Fruit exists now in multiple iterations—a carefully cut and hand-folded posterboard-packaged CD most recently. You can do Fruit at home now, like a deranged spiritual exercise tape. Fruit is a multimedia durational piece by Qiuchen (Q) Wu that might indeed best be characterized as a form of spiritual exercise—and like the Canaanites in Straub and Huillet’s stilted 1975 masterpiece Moses and Aaron, the viewer/participant remains uncertain as to what has happened to them. Is or was there a divine revelation to be had? Did I miss it by my imperfect adherence to the (religious?) discipline on offer? Maybe I’d do better to just chuck the whole thing? Why did I begin doing this at all?
I first encountered Fruit in its installation form, in a windowless room in the gray basement of the Logan Center.
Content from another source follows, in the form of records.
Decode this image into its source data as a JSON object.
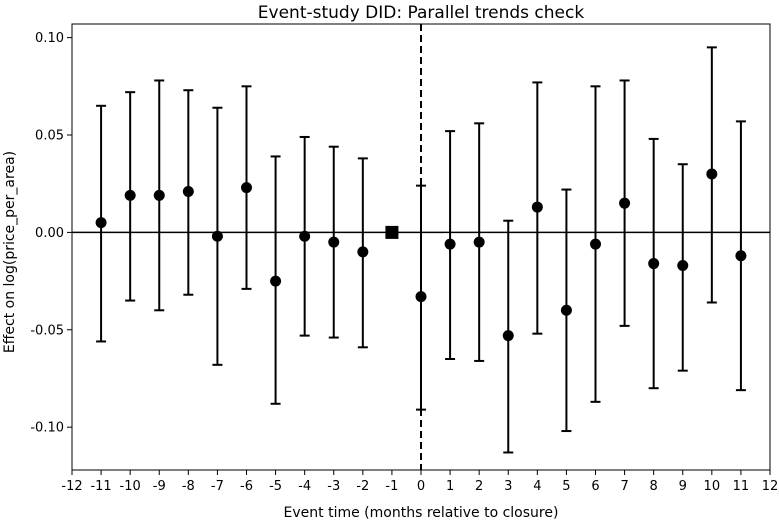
{
  "chart_data": {
    "type": "scatter",
    "title": "Event-study DID: Parallel trends check",
    "xlabel": "Event time (months relative to closure)",
    "ylabel": "Effect on log(price_per_area)",
    "xlim": [
      -12,
      12
    ],
    "ylim": [
      -0.122,
      0.107
    ],
    "x_ticks": [
      -12,
      -11,
      -10,
      -9,
      -8,
      -7,
      -6,
      -5,
      -4,
      -3,
      -2,
      -1,
      0,
      1,
      2,
      3,
      4,
      5,
      6,
      7,
      8,
      9,
      10,
      11,
      12
    ],
    "x_tick_labels": [
      "-12",
      "-11",
      "-10",
      "-9",
      "-8",
      "-7",
      "-6",
      "-5",
      "-4",
      "-3",
      "-2",
      "-1",
      "0",
      "1",
      "2",
      "3",
      "4",
      "5",
      "6",
      "7",
      "8",
      "9",
      "10",
      "11",
      "12"
    ],
    "y_ticks": [
      -0.1,
      -0.05,
      0.0,
      0.05,
      0.1
    ],
    "y_tick_labels": [
      "-0.10",
      "-0.05",
      "0.00",
      "0.05",
      "0.10"
    ],
    "reference_lines": {
      "horizontal_y": 0,
      "vertical_x": 0,
      "vertical_style": "dashed"
    },
    "reference_period": {
      "x": -1,
      "y": 0.0,
      "marker": "square"
    },
    "marker_color": "#000000",
    "points": [
      {
        "x": -11,
        "y": 0.005,
        "lo": -0.056,
        "hi": 0.065
      },
      {
        "x": -10,
        "y": 0.019,
        "lo": -0.035,
        "hi": 0.072
      },
      {
        "x": -9,
        "y": 0.019,
        "lo": -0.04,
        "hi": 0.078
      },
      {
        "x": -8,
        "y": 0.021,
        "lo": -0.032,
        "hi": 0.073
      },
      {
        "x": -7,
        "y": -0.002,
        "lo": -0.068,
        "hi": 0.064
      },
      {
        "x": -6,
        "y": 0.023,
        "lo": -0.029,
        "hi": 0.075
      },
      {
        "x": -5,
        "y": -0.025,
        "lo": -0.088,
        "hi": 0.039
      },
      {
        "x": -4,
        "y": -0.002,
        "lo": -0.053,
        "hi": 0.049
      },
      {
        "x": -3,
        "y": -0.005,
        "lo": -0.054,
        "hi": 0.044
      },
      {
        "x": -2,
        "y": -0.01,
        "lo": -0.059,
        "hi": 0.038
      },
      {
        "x": 0,
        "y": -0.033,
        "lo": -0.091,
        "hi": 0.024
      },
      {
        "x": 1,
        "y": -0.006,
        "lo": -0.065,
        "hi": 0.052
      },
      {
        "x": 2,
        "y": -0.005,
        "lo": -0.066,
        "hi": 0.056
      },
      {
        "x": 3,
        "y": -0.053,
        "lo": -0.113,
        "hi": 0.006
      },
      {
        "x": 4,
        "y": 0.013,
        "lo": -0.052,
        "hi": 0.077
      },
      {
        "x": 5,
        "y": -0.04,
        "lo": -0.102,
        "hi": 0.022
      },
      {
        "x": 6,
        "y": -0.006,
        "lo": -0.087,
        "hi": 0.075
      },
      {
        "x": 7,
        "y": 0.015,
        "lo": -0.048,
        "hi": 0.078
      },
      {
        "x": 8,
        "y": -0.016,
        "lo": -0.08,
        "hi": 0.048
      },
      {
        "x": 9,
        "y": -0.017,
        "lo": -0.071,
        "hi": 0.035
      },
      {
        "x": 10,
        "y": 0.03,
        "lo": -0.036,
        "hi": 0.095
      },
      {
        "x": 11,
        "y": -0.012,
        "lo": -0.081,
        "hi": 0.057
      }
    ]
  }
}
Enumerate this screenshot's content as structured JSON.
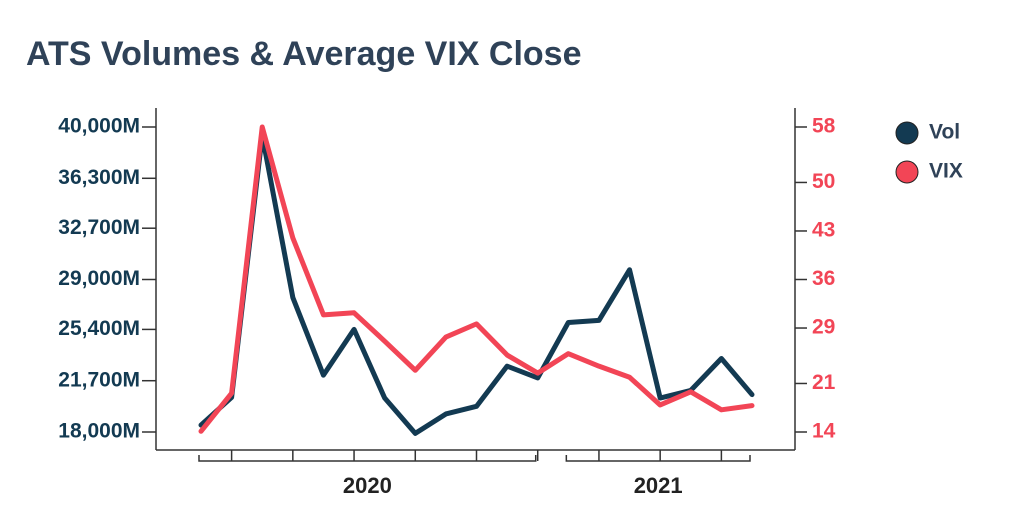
{
  "chart_data": {
    "type": "line",
    "title": "ATS Volumes & Average VIX Close",
    "categories": [
      "2020",
      null,
      null,
      null,
      null,
      null,
      null,
      null,
      null,
      null,
      null,
      null,
      "2021",
      null,
      null,
      null,
      null,
      null,
      null
    ],
    "series": [
      {
        "name": "Vol",
        "color": "#133a52",
        "values": [
          18500,
          20500,
          39400,
          27700,
          22100,
          25400,
          20450,
          17900,
          19300,
          19850,
          22750,
          21900,
          25900,
          26050,
          29700,
          20450,
          21000,
          23300,
          20700
        ]
      },
      {
        "name": "VIX",
        "color": "#f24556",
        "axis": "y2",
        "values": [
          14.1,
          19.6,
          58,
          42,
          30.9,
          31.2,
          27.1,
          22.9,
          27.7,
          29.6,
          25.1,
          22.5,
          25.3,
          23.5,
          21.9,
          17.9,
          19.8,
          17.2,
          17.8
        ]
      }
    ],
    "ylim": [
      18000,
      40000
    ],
    "yticks": [
      {
        "value": 18000,
        "label": "18,000M"
      },
      {
        "value": 21700,
        "label": "21,700M"
      },
      {
        "value": 25400,
        "label": "25,400M"
      },
      {
        "value": 29000,
        "label": "29,000M"
      },
      {
        "value": 32700,
        "label": "32,700M"
      },
      {
        "value": 36300,
        "label": "36,300M"
      },
      {
        "value": 40000,
        "label": "40,000M"
      }
    ],
    "y2lim": [
      14,
      58
    ],
    "y2ticks": [
      14,
      21,
      29,
      36,
      43,
      50,
      58
    ],
    "legend": "right"
  }
}
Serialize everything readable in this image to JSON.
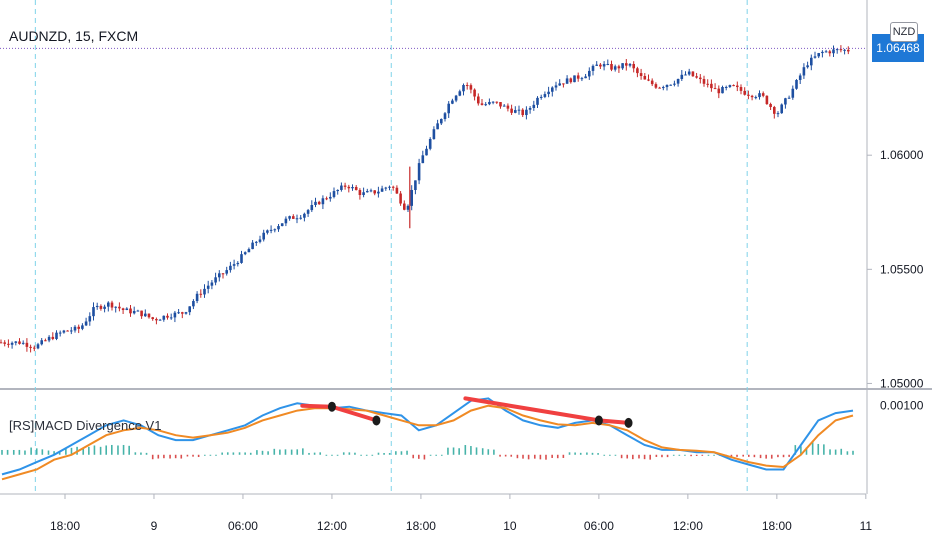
{
  "header": {
    "symbol_title": "AUDNZD, 15, FXCM",
    "currency_badge": "NZD",
    "last_price": "1.06468"
  },
  "indicator": {
    "title": "[RS]MACD Divergence V1"
  },
  "colors": {
    "candle_up": "#1e4fa1",
    "candle_down": "#c62828",
    "macd_line": "#2f93e8",
    "signal_line": "#f08a24",
    "hist_up": "#26a69a",
    "hist_down": "#d32f2f",
    "divergence_line": "#f04040",
    "divergence_dot": "#1c1c1c",
    "session_line": "#7fd3e8",
    "last_price_line": "#7e57c2",
    "price_badge": "#1e78d6"
  },
  "chart_data": [
    {
      "type": "candlestick",
      "title": "AUDNZD, 15, FXCM",
      "x_ticks": [
        "18:00",
        "9",
        "06:00",
        "12:00",
        "18:00",
        "10",
        "06:00",
        "12:00",
        "18:00",
        "11"
      ],
      "y_ticks": [
        "1.05000",
        "1.05500",
        "1.06000"
      ],
      "ylim": [
        1.0498,
        1.0668
      ],
      "last_price": 1.06468,
      "session_breaks": [
        "8 16:00",
        "9 16:00",
        "10 16:00"
      ],
      "close_path": [
        [
          "8 15:00",
          1.0518
        ],
        [
          "8 16:00",
          1.0516
        ],
        [
          "8 17:00",
          1.052
        ],
        [
          "8 18:00",
          1.0523
        ],
        [
          "8 19:00",
          1.0524
        ],
        [
          "8 20:00",
          1.0533
        ],
        [
          "8 21:00",
          1.0535
        ],
        [
          "8 22:00",
          1.0532
        ],
        [
          "8 23:00",
          1.0531
        ],
        [
          "9 00:00",
          1.0528
        ],
        [
          "9 01:00",
          1.053
        ],
        [
          "9 02:00",
          1.0531
        ],
        [
          "9 03:00",
          1.0539
        ],
        [
          "9 04:00",
          1.0545
        ],
        [
          "9 05:00",
          1.055
        ],
        [
          "9 06:00",
          1.0556
        ],
        [
          "9 07:00",
          1.0563
        ],
        [
          "9 08:00",
          1.0568
        ],
        [
          "9 09:00",
          1.0572
        ],
        [
          "9 10:00",
          1.0574
        ],
        [
          "9 11:00",
          1.0579
        ],
        [
          "9 12:00",
          1.0583
        ],
        [
          "9 13:00",
          1.0587
        ],
        [
          "9 14:00",
          1.0583
        ],
        [
          "9 15:00",
          1.0584
        ],
        [
          "9 16:00",
          1.0587
        ],
        [
          "9 17:00",
          1.0576
        ],
        [
          "9 18:00",
          1.0598
        ],
        [
          "9 19:00",
          1.0612
        ],
        [
          "9 20:00",
          1.0624
        ],
        [
          "9 21:00",
          1.0632
        ],
        [
          "9 22:00",
          1.0622
        ],
        [
          "9 23:00",
          1.0623
        ],
        [
          "10 00:00",
          1.062
        ],
        [
          "10 01:00",
          1.0618
        ],
        [
          "10 02:00",
          1.0626
        ],
        [
          "10 03:00",
          1.0631
        ],
        [
          "10 04:00",
          1.0633
        ],
        [
          "10 05:00",
          1.0635
        ],
        [
          "10 06:00",
          1.064
        ],
        [
          "10 07:00",
          1.0638
        ],
        [
          "10 08:00",
          1.064
        ],
        [
          "10 09:00",
          1.0633
        ],
        [
          "10 10:00",
          1.063
        ],
        [
          "10 11:00",
          1.0632
        ],
        [
          "10 12:00",
          1.0636
        ],
        [
          "10 13:00",
          1.0632
        ],
        [
          "10 14:00",
          1.0628
        ],
        [
          "10 15:00",
          1.063
        ],
        [
          "10 16:00",
          1.0627
        ],
        [
          "10 17:00",
          1.0626
        ],
        [
          "10 18:00",
          1.0618
        ],
        [
          "10 19:00",
          1.0628
        ],
        [
          "10 20:00",
          1.064
        ],
        [
          "10 21:00",
          1.0645
        ],
        [
          "10 22:00",
          1.0646
        ]
      ]
    },
    {
      "type": "line",
      "title": "[RS]MACD Divergence V1",
      "y_ticks": [
        "0.00100"
      ],
      "series": [
        {
          "values": [
            -0.0004,
            -0.0003,
            -0.00015,
            0.0,
            0.0002,
            0.0004,
            0.0006,
            0.0007,
            0.0006,
            0.0004,
            0.0003,
            0.0003,
            0.0004,
            0.0005,
            0.0006,
            0.0008,
            0.00095,
            0.00105,
            0.001,
            0.00095,
            0.00098,
            0.0009,
            0.00085,
            0.0008,
            0.0005,
            0.0006,
            0.00085,
            0.0011,
            0.00115,
            0.0009,
            0.0007,
            0.0006,
            0.00055,
            0.00065,
            0.0007,
            0.0006,
            0.0004,
            0.0002,
            0.0001,
            0.0001,
            5e-05,
            5e-05,
            -0.0001,
            -0.0002,
            -0.0003,
            -0.0003,
            0.0002,
            0.0007,
            0.00085,
            0.0009
          ]
        },
        {
          "values": [
            -0.0005,
            -0.0004,
            -0.0003,
            -0.0001,
            0.0,
            0.0002,
            0.0004,
            0.0005,
            0.00055,
            0.0005,
            0.0004,
            0.00035,
            0.0004,
            0.00045,
            0.00055,
            0.0007,
            0.0008,
            0.0009,
            0.00095,
            0.00095,
            0.00093,
            0.0009,
            0.0008,
            0.0007,
            0.0006,
            0.0006,
            0.0007,
            0.0009,
            0.001,
            0.00095,
            0.0008,
            0.0007,
            0.00062,
            0.0006,
            0.00065,
            0.0006,
            0.0005,
            0.0003,
            0.00015,
            0.0001,
            8e-05,
            5e-05,
            -5e-05,
            -0.00015,
            -0.00022,
            -0.00025,
            0.0,
            0.0004,
            0.0007,
            0.0008
          ]
        }
      ],
      "histogram": [
        0.0001,
        0.0001,
        0.00015,
        0.0001,
        0.0002,
        0.0002,
        0.0002,
        0.0002,
        5e-05,
        -0.0001,
        -0.0001,
        -5e-05,
        0.0,
        5e-05,
        5e-05,
        0.0001,
        0.00015,
        0.00015,
        5e-05,
        0.0,
        5e-05,
        0.0,
        5e-05,
        0.0001,
        -0.0001,
        0.0,
        0.00015,
        0.0002,
        0.00015,
        -5e-05,
        -0.0001,
        -0.0001,
        -7e-05,
        5e-05,
        5e-05,
        0.0,
        -0.0001,
        -0.0001,
        -5e-05,
        0.0,
        -3e-05,
        0.0,
        -5e-05,
        -5e-05,
        -8e-05,
        -5e-05,
        0.0002,
        0.0003,
        0.00015,
        0.0001
      ],
      "divergences": [
        {
          "kind": "bearish",
          "points": [
            [
              "9 10:00",
              0.001
            ],
            [
              "9 12:00",
              0.00098
            ],
            [
              "9 15:00",
              0.0007
            ]
          ]
        },
        {
          "kind": "bearish",
          "points": [
            [
              "9 21:00",
              0.00115
            ],
            [
              "10 06:00",
              0.0007
            ],
            [
              "10 08:00",
              0.00065
            ]
          ]
        }
      ]
    }
  ]
}
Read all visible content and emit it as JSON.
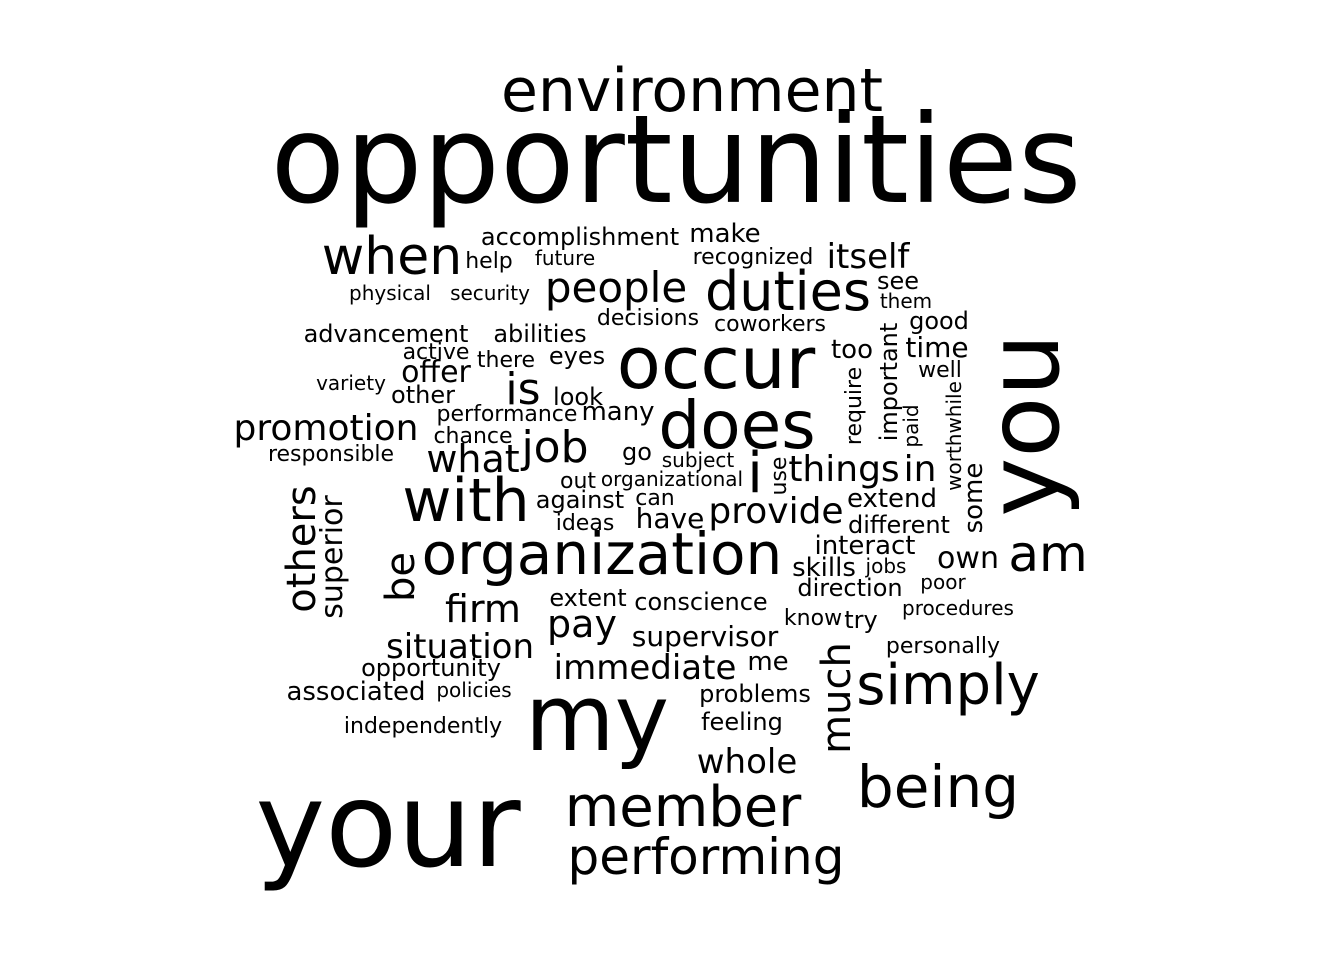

A copier paper sign taped to the door with quotations from Moses Maimonides and Spinoza seemed to be trying to say something about…the inevitability of…perplexity? I wasn’t sure, and I was late, so I went in. I’d figure it out later. In the semi-dark room was a table with a bowl of apples, stacks of paper and pencils, people sitting around the periphery of the narrow space, mostly on the floor. Some of them were writing uncertainly in the dim light. Someone’s stressed-out dog was anxiously panting and whining. A video projection on what appeared to be a white bedsheet hung towards one end, providing the only illumination in the room. In the projected video a finger traced shapes onto the palm of another hand (the finger’s other hand?), nearly silhouetted against a bright blue sky (the piece appears to be shot from below). The hand appears to be blocking out the sun. After a while it became clear that the finger was tracing letters of the Roman alphabet. That was a…t, and that was….r….now…e….e. Ok, so viewers were trying to transcribe what the finger was tracing.
With the provided stubby, partially-sharpened pencil and copier paper I did the same, using my leg as a desk. At first it was frustrating: what an irritating exercise. Entering a little late, in mid-stream, I had no idea what I was transcribing—it quickly became clear that the text was composed of syntactically normal English sentences, and in time became vaguely legible as a narrative in the first person. There was a kind of ~antique~ quality to the language, and a folkloric or Biblical abstractness to its objects (“the fruit” “the tree”) combined with what seemed to be a generally confessional mode. An “I” was detailing its troubles in seeking…something. It was like hearing every third word in a glitchy phone call, or listening to a foreign language you partially understand. I knew the contours of what was happening, but there were holes where I missed letters or words. A lot of holes. After a while, I learned the way this particular hand made “f” and “t” and “q” and “d” and so on, and it got somewhat easier. There were flashes of recognition as the mind realized a word had been spelled out (“tree”!). But what became increasingly interesting to me phenomenologically was the state of attention the piece held me in—it was successfully forcing me to sustain my awareness in a mode at once focused and limited. I had to watch very carefully to see each letter and write it down in time. There was no time or bandwidth to have many (or any) other thoughts if I wished to catch the letters and transcribe them; almost not enough time to recognize the words as they formed. I felt myself reduced to a kind of scribe who could barely read.
The piece is long: 60 minutes [Q: the new iteration lasts 75 minutes]. I still don’t entirely know what the text said, and I felt strange and exhausted when it was over. Once I had realized what was happening, I’d decided to submit to the logic of the piece as best I could: many of the most interesting Structuralist works require this (Snow’s Wavelength or Kubelka’s Arnulf Rainer, for instance), and I’ve long appreciated works that offer a participatory structure in time, one that proposes to perhaps change my awareness of my own awareness. Fruit did that. I spent a long time in the gray and flattened uncertainty of dedicated transcription. Like the “I” of the text, I was looking for something, and I didn’t know what. At the end, I wasn’t sure where I was or what had happened to me.